On 06 Sep 2010, at 11:00 PM, Paul Querna wrote:

Isn't this problem an artifact of how all bucket brigades work, and is
present in all output filter chains?

An output filter might be called multiple times, but a single bucket
can still contain a 4gb chunk easily.

It seems to me it would be better to think about this holistically
down the entire output filter chain, rather than building in special
case support for this inside mod_cache's internal methods?

In the cache case, thinking about it a bit the in and out brigades are probably unavoidable, as the cache is a special case in that it wants to write the data twice, once to the cache, a second time to the rest of the filter stack. Right now, the cache is forced to read the complete brigade to cache it, no option to give up early. And the cache has no choice but to keep the brigade buckets in the brigade so that they can be passed a second time up the filter stack, no deleting buckets as you go like you normally would. Read one 4GB file bucket in the cache, and in the process the file bucket gets morphed into 1/2 million heap buckets, oops. With two brigades, one in, one out, the in brigade can have the buckets removed as they are consumed, as normal, and moved to the out brigade. The cache can quit at any time, and the code following knows what data to write to the network (out), and what data to loop round and resend to the cache (in).

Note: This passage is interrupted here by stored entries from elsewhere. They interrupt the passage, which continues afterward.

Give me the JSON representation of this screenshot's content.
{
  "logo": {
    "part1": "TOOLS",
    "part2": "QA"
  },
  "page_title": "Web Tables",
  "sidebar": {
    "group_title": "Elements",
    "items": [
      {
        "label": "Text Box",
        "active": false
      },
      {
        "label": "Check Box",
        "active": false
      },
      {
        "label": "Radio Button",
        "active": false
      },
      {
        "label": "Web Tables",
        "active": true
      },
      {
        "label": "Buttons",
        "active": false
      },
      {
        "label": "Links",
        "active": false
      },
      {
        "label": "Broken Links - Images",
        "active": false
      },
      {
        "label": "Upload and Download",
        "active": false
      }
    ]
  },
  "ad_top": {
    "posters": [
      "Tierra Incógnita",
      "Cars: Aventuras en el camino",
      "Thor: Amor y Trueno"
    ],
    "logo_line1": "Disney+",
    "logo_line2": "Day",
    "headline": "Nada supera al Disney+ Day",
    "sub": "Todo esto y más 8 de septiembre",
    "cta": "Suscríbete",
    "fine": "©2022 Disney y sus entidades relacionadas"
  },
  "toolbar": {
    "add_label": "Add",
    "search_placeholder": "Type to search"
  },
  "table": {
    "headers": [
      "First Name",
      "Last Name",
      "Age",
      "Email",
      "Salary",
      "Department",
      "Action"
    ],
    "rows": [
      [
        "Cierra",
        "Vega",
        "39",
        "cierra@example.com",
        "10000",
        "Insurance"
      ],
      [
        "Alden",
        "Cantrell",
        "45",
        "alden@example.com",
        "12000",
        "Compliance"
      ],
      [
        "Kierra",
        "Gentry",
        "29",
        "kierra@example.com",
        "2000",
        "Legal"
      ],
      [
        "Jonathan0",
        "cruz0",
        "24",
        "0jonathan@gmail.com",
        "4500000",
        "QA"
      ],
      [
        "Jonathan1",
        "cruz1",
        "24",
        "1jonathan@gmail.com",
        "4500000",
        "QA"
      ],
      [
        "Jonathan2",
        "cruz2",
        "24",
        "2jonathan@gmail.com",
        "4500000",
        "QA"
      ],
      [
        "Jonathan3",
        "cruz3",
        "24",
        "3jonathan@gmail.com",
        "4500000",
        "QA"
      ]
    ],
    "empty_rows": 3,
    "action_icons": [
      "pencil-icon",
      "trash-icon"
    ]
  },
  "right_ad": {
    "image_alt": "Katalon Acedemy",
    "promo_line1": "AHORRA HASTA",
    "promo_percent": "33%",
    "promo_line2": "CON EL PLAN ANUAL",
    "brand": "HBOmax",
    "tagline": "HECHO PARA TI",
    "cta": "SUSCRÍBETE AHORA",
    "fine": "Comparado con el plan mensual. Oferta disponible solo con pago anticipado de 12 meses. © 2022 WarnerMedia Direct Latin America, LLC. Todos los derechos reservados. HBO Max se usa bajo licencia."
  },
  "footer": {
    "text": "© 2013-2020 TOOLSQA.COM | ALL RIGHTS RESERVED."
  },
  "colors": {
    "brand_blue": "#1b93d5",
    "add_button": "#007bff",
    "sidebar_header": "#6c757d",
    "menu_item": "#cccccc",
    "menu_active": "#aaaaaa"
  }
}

The cache provider could choose to quit and ask to be called again either because writing took too long, or too much data was read (and in the process became heap buckets), either reason is fine.

That said, following on your suggestion of thinking about this in the general sense, it would be really nice if the filter stack had the option to say "I have bitten off as much of the brigade as I am prepared to chew on right now, and the leftovers are still in the brigade, can you call me back with this data, maybe with more data added, and I'll try swallow some more?".

In theory, that would mean all handlers (or entities that sent data) would no longer be allowed to make the blind assumption that the filter stack was willing to consume every possible set of buckets the handler wanted to send, and that the stack had the right to go "I'm full, give me a second to chew on this".

This wouldn't need separate brigades, probably just a return code that meant EAGAIN, and that was expected to be honoured by handlers.